Although it had been a decade out of date, Lady Helen was listed along with her older brother, Alexander, as the only offspring of Harold Tennison, Earl of Everly, and his countess, Estelle Jones, daughter of the Duke of Westhaven and a woman named Astria Zabat from an island called Mykonos.

So what Helen had told him about her mother that night at the ball was true. She was half-Greek, but she was also a duke’s daughter. He couldn’t remember her mentioning anything about that when any other young lady might have led with such information.

Lady Helen was a duke’s granddaughter!

Given the British had helped the Greeks with their war for independence, it shouldn’t matter if a young lady was of Greek descent.

He found the thought rather enticing, especially now that they had visited Athens and spent time in several archaeological sites, including the Temple of Poseidon at Cape Sounion and the ruins at Delphi.

Should he ever see Lady Helen again, he would be able to regale her with stories of his time in Greece.

Tom scrambled down the ladder to discover his cousin waiting for an answer to his query about what—or rather who—he had seen onshore. “I was probably only seeing things,” he said dismissively.

David frowned. “Who did you think you saw?”

His hands moving to his hips, Tom shook his head. “Someone we met in London. At that ball we attended before we left for Sicily,” he replied. “It’s nothing, really,” he added dismissively.

Chuckling, David considered the possibility. “Well, I suppose there are others who have ventured this way from England for their Grand Tours,” he said. “But... that man seemed a bit long in the tooth to be on his.”

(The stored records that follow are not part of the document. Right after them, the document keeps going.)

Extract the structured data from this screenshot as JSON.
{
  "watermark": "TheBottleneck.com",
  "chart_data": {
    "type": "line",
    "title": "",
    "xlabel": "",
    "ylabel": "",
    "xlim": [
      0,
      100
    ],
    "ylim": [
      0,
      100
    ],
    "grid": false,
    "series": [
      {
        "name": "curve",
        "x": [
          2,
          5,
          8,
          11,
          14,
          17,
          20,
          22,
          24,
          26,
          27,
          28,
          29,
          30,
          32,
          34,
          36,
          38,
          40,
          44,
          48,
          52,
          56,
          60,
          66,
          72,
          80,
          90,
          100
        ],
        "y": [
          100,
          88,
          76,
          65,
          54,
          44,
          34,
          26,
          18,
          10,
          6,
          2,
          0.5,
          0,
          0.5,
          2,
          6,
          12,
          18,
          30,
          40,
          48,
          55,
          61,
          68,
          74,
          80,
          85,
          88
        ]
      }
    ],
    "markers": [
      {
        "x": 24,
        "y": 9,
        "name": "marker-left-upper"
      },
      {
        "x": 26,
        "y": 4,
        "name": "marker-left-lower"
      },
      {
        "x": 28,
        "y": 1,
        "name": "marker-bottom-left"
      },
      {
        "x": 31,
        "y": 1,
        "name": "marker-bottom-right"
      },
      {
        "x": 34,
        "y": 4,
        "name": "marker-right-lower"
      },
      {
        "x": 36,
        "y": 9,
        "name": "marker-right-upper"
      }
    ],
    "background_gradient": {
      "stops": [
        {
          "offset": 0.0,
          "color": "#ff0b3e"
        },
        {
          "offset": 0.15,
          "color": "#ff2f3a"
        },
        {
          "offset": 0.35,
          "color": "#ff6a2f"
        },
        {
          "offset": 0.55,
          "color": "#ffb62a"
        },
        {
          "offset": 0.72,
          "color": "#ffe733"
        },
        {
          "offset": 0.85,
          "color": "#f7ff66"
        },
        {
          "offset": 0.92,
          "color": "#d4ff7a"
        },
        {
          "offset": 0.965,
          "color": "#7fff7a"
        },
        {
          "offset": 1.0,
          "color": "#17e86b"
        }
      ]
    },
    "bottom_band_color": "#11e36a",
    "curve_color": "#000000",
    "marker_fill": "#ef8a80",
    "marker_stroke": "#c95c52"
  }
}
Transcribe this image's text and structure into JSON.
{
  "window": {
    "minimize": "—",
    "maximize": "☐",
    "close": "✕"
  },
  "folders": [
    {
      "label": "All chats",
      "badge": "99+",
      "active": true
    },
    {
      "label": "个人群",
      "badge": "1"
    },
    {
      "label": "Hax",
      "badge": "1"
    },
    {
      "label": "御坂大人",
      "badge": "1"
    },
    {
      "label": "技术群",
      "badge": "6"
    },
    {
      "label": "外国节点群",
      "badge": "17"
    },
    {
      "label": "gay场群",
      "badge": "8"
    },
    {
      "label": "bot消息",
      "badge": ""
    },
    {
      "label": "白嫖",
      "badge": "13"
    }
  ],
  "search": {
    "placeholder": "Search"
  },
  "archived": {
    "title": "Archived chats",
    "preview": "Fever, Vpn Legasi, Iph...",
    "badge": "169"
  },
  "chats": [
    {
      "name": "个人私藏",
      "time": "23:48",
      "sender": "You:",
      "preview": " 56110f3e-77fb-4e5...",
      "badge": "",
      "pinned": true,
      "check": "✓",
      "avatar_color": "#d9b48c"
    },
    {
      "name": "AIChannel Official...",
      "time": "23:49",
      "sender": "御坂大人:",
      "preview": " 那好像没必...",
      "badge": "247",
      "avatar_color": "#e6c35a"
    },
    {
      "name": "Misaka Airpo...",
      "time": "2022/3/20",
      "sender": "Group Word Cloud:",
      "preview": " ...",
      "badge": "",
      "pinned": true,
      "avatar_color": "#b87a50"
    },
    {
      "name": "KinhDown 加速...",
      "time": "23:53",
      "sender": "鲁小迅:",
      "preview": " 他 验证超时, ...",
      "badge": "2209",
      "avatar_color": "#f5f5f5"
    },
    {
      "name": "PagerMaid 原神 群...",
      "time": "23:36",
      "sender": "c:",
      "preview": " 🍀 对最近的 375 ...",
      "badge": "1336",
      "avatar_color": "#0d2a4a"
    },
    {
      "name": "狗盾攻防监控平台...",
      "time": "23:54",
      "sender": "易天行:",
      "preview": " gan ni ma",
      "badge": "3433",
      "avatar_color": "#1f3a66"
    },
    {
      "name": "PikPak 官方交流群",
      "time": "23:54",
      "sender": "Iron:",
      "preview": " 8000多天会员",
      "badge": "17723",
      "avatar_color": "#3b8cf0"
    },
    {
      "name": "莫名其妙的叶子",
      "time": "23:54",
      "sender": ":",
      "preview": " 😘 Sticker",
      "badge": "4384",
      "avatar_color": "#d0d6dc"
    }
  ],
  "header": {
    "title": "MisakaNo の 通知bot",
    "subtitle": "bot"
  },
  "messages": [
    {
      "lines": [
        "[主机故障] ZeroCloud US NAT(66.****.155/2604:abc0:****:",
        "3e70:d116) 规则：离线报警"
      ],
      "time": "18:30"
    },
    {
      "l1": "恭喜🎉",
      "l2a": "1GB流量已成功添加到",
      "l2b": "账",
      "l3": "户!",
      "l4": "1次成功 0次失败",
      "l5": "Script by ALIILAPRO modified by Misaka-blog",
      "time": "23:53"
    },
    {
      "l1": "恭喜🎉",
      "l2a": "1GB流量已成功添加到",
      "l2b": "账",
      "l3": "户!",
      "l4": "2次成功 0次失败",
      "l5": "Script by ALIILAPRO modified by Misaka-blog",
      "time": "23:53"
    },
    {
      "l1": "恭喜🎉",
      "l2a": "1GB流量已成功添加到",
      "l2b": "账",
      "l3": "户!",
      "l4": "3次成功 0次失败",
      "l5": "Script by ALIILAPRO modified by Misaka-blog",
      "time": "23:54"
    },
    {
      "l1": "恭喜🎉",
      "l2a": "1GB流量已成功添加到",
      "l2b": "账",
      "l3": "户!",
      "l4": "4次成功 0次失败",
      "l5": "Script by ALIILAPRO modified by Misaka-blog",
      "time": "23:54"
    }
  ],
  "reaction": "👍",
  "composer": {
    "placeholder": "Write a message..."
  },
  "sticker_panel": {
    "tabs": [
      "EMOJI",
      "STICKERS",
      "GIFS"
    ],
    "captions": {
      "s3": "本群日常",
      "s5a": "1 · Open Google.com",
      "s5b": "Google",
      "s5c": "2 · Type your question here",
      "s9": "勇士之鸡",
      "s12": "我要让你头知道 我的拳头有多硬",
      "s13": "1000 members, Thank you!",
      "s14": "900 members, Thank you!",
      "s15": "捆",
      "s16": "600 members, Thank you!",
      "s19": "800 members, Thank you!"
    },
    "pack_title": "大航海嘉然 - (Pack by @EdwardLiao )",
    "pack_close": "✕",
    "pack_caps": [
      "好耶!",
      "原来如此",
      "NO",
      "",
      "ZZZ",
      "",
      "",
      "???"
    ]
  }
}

“Watch who you’re calling too old to be on his grand Tour,” his father, Will, said as he joined the young men from inside one of the ship’s four cabins.

At eight-and-forty, most might have thought the heir to the Devonville marquessate too old to be traipsing about the Mediterranean on a Grand Tour.

His years in the British Navy acting as a commander followed by over two decades as foreman for his brother-in-law’s farms had served him well when it came to his physique, and it didn’t hurt that his male ancestors had all seemed to live well past seventy.

“Apologies, Father, but that man back there...” David paused to wave in the direction of the shore.

“What man?”

“It was more than just a man,” Tom said, when he joined his uncle and cousin. “Looked more like... like a family,” he added. “An older man and woman, then a younger woman and her babe. I think she was rescuing him from something. Something on the ground that was large and dark.”

“Whatever the man was going to shoot,” David said, his eyes rounding.

“That would have been a crocodile,” George announced. Three pairs of eyes turned to regard the captain of the ship and their dragoman for the trip to Cairo with curiosity. “Very dangerous, especially the large ones.”

Will’s eyes rounded. “I had quite forgotten about them,” he said under his breath.

“You’ve seen them before?” Tom asked in alarm.

“You all have. There were a couple of them at that menagerie we attended whilst we were in London,” Will replied. “The dark green reptiles with the long jaws and sharp teeth.” He pantomimed the shape of a crocodile’s head, extending his hands out in front his face.

“Oh, I remember now,” Tom murmured, his gaze going to the south. The family on the shore had long ago disappeared and been replaced with marshlands featuring water buffalo.

“Sir, will we be having breakfast anytime soon?” David asked George.

Their dark-skinned guide chuckled. “I have been cooking all night just for you,” he teased. “Please, help yourself at my table.”

David glanced at his father, as if seeking permission.

“Go on,” Will said. “I’ll be right behind you.”

“As will I,” Barbara, his wife and mother to David said as she emerged from their cabin.

Dressed in a light yellow day gown made from sprigged cotton, she appeared well-rested.

Despite her attempts to remain under cover from the sun, her complexion wasn’t nearly as pale as it had been when they left Oxfordshire the year-and-a-half before.

“I don’t know why, but I’m famished ,” she claimed.